As previously mentioned, there are certain breeds that are more predisposed to developing the condition than others and this includes the following breeds:

  • Asian
  • Australian Mist
  • Bombay
  • Burmese
  • Burmilla
  • Cornish Rex
  • Devon Rex
  • Singapura
  • Sphynx
  • Tiffanie
  • Tonkinese

Symptoms to Watch Out For

When cats develop the condition they typically show the following signs of there being something wrong with them:

  • Weakness in their muscles and more especially in their neck muscles
  • Problems standing up and walking

Diagnosing the Problem

A vet would need to have a cat's full medical history and ideally their ancestry too. They would also need to be told how the onset of the symptoms first manifested themselves and if any other incident might be the cause of a cat developing the symptoms. A vet would thoroughly examine a cat suspected of suffering from the disorder and would typically recommend carrying out the following tests:

  • A complete blood count
  • A biochemistry profile
  • A urinalysis
  • Abdominal X-rays
  • An ultrasound
  • CT scan
  • MRI scan

Testing for Burmese Hypokalaemia

Fortunately, as previously mentioned, there is a test for Burmese hypokalemia which can either be done by a simple mouth swab or a blood test which would establish whether a cat has inherited the genetic autosomal recessive gene.
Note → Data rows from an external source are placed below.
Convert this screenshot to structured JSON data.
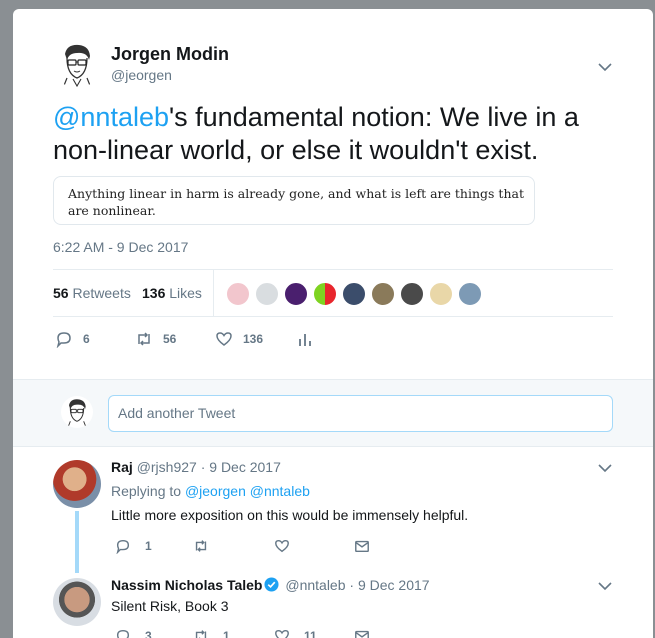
{
  "main_tweet": {
    "author_name": "Jorgen Modin",
    "author_handle": "@jeorgen",
    "text_mention": "@nntaleb",
    "text_rest": "'s fundamental notion: We live in a non-linear world, or else it wouldn't exist.",
    "quote_text": "Anything linear in harm is already gone, and what is left are things that are nonlinear.",
    "timestamp": "6:22 AM - 9 Dec 2017",
    "retweets_count": "56",
    "retweets_label": "Retweets",
    "likes_count": "136",
    "likes_label": "Likes",
    "actions": {
      "replies": "6",
      "retweets": "56",
      "likes": "136"
    }
  },
  "reply_box": {
    "placeholder": "Add another Tweet"
  },
  "replies": [
    {
      "name": "Raj",
      "handle": "@rjsh927",
      "date": "· 9 Dec 2017",
      "replying_label": "Replying to",
      "replying_to_1": "@jeorgen",
      "replying_to_2": "@nntaleb",
      "text": "Little more exposition on this would be immensely helpful.",
      "actions": {
        "replies": "1",
        "retweets": "",
        "likes": ""
      }
    },
    {
      "name": "Nassim Nicholas Taleb",
      "handle": "@nntaleb",
      "date": "· 9 Dec 2017",
      "text": "Silent Risk, Book 3",
      "actions": {
        "replies": "3",
        "retweets": "1",
        "likes": "11"
      }
    }
  ],
  "colors": {
    "link": "#1da1f2",
    "muted": "#657786",
    "thread": "#a4d9f9",
    "verified": "#1da1f2"
  }
}
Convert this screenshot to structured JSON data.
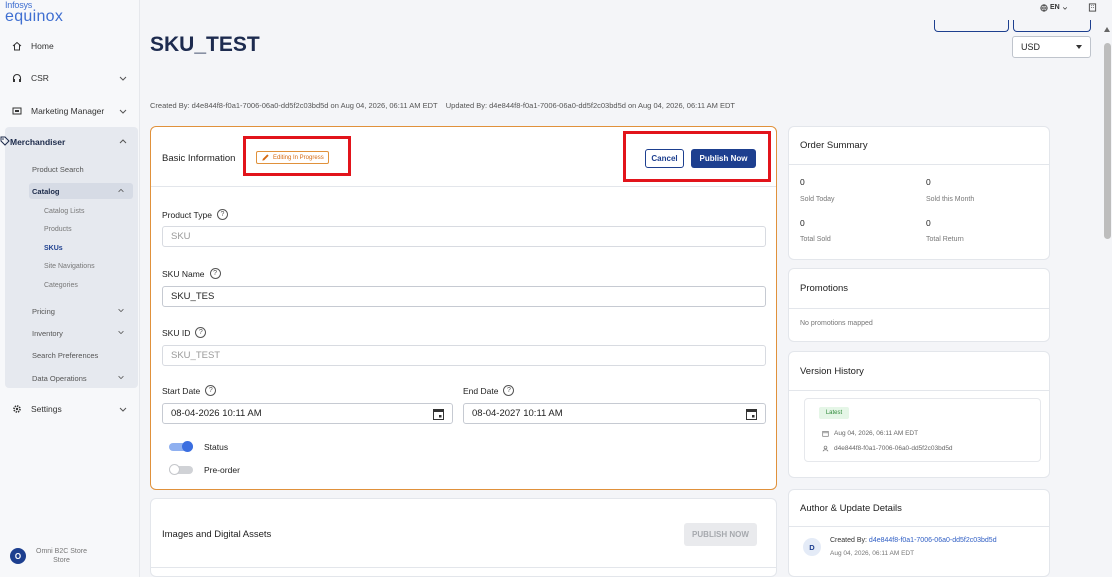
{
  "app": {
    "logo_line1": "Infosys",
    "logo_line2": "equinox",
    "language": "EN",
    "currency": "USD"
  },
  "sidebar": {
    "items": [
      {
        "label": "Home",
        "icon": "home-icon"
      },
      {
        "label": "CSR",
        "icon": "headset-icon"
      },
      {
        "label": "Marketing Manager",
        "icon": "megaphone-icon"
      },
      {
        "label": "Merchandiser",
        "icon": "tag-icon"
      },
      {
        "label": "Settings",
        "icon": "gear-icon"
      }
    ],
    "merch_sub": {
      "product_search": "Product Search",
      "catalog": "Catalog",
      "catalog_lists": "Catalog Lists",
      "products": "Products",
      "skus": "SKUs",
      "site_navigations": "Site Navigations",
      "categories": "Categories",
      "pricing": "Pricing",
      "inventory": "Inventory",
      "search_preferences": "Search Preferences",
      "data_operations": "Data Operations"
    },
    "store": {
      "avatar": "O",
      "name": "Omni B2C Store",
      "type": "Store"
    }
  },
  "page": {
    "title": "SKU_TEST",
    "meta": "Created By: d4e844f8-f0a1-7006-06a0-dd5f2c03bd5d on Aug 04, 2026, 06:11 AM EDT    Updated By: d4e844f8-f0a1-7006-06a0-dd5f2c03bd5d on Aug 04, 2026, 06:11 AM EDT"
  },
  "basic_info": {
    "title": "Basic Information",
    "badge": "Editing In Progress",
    "cancel": "Cancel",
    "publish": "Publish Now",
    "product_type_label": "Product Type",
    "product_type_value": "SKU",
    "sku_name_label": "SKU Name",
    "sku_name_value": "SKU_TES",
    "sku_id_label": "SKU ID",
    "sku_id_value": "SKU_TEST",
    "start_date_label": "Start Date",
    "start_date_value": "08-04-2026 10:11 AM",
    "end_date_label": "End Date",
    "end_date_value": "08-04-2027 10:11 AM",
    "status_label": "Status",
    "status_on": true,
    "preorder_label": "Pre-order",
    "preorder_on": false
  },
  "images_card": {
    "title": "Images and Digital Assets",
    "publish": "PUBLISH NOW"
  },
  "order_summary": {
    "title": "Order Summary",
    "sold_today": "0",
    "sold_today_label": "Sold Today",
    "sold_month": "0",
    "sold_month_label": "Sold this Month",
    "total_sold": "0",
    "total_sold_label": "Total Sold",
    "total_return": "0",
    "total_return_label": "Total Return"
  },
  "promotions": {
    "title": "Promotions",
    "empty": "No promotions mapped"
  },
  "version_history": {
    "title": "Version History",
    "badge": "Latest",
    "date": "Aug 04, 2026, 06:11 AM EDT",
    "user": "d4e844f8-f0a1-7006-06a0-dd5f2c03bd5d"
  },
  "author": {
    "title": "Author & Update Details",
    "avatar": "D",
    "created_prefix": "Created By:",
    "created_by": "d4e844f8-f0a1-7006-06a0-dd5f2c03bd5d",
    "created_on": "Aug 04, 2026, 06:11 AM EDT"
  },
  "colors": {
    "brand": "#1d3f8f",
    "accent_orange": "#e0913b",
    "highlight_red": "#e2141b",
    "toggle_on": "#3b6ee0"
  }
}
A cat can be a carrier and never show any signs of having the disorder, but they would pass the defect on to their offspring. However, to maintain a health gene pool in certain breeds affected by the disorder, it is possible to mate a carrier"" with a healthy “normal” cat that does not carry the defective gene. With this said, two ""carriers"" should never be mated because the risk of them passing the defective gene on to their offspring is greatly increased.

Interpreting Test Results

Once a cat has been tested for Burmese hypokalemia, the test results will come back as follows:

  • Normal Burmese Hypokalemia genetic test result - this establishes that a cat does not have the defective gene responsible for the disorder
  • Carrier Burmese Hypokalemia genetic test result - this establishes that a cat possesses one copy of the defective gene and although they would never show any signs of suffering from the condition, they could pass it on to their offspring if mated with another cat that's a carrier
  • Affected Burmese Hypokalemia genetic test result - this establishes that a cat does indeed have two copies of the defective gene and as such they will develop the disorder

Living with a Cat with Burmese Hypokalemia

Cats with the condition can live normal lives providing they are given potassium supplements in their diet. By adding a supplement to a cat's food, it greatly reduces the effects of the disorder. In some cases, symptoms of Burmese hypokalemia disappear when a cat reaches a certain age which is typically when they are anything from 1 to 2 years old.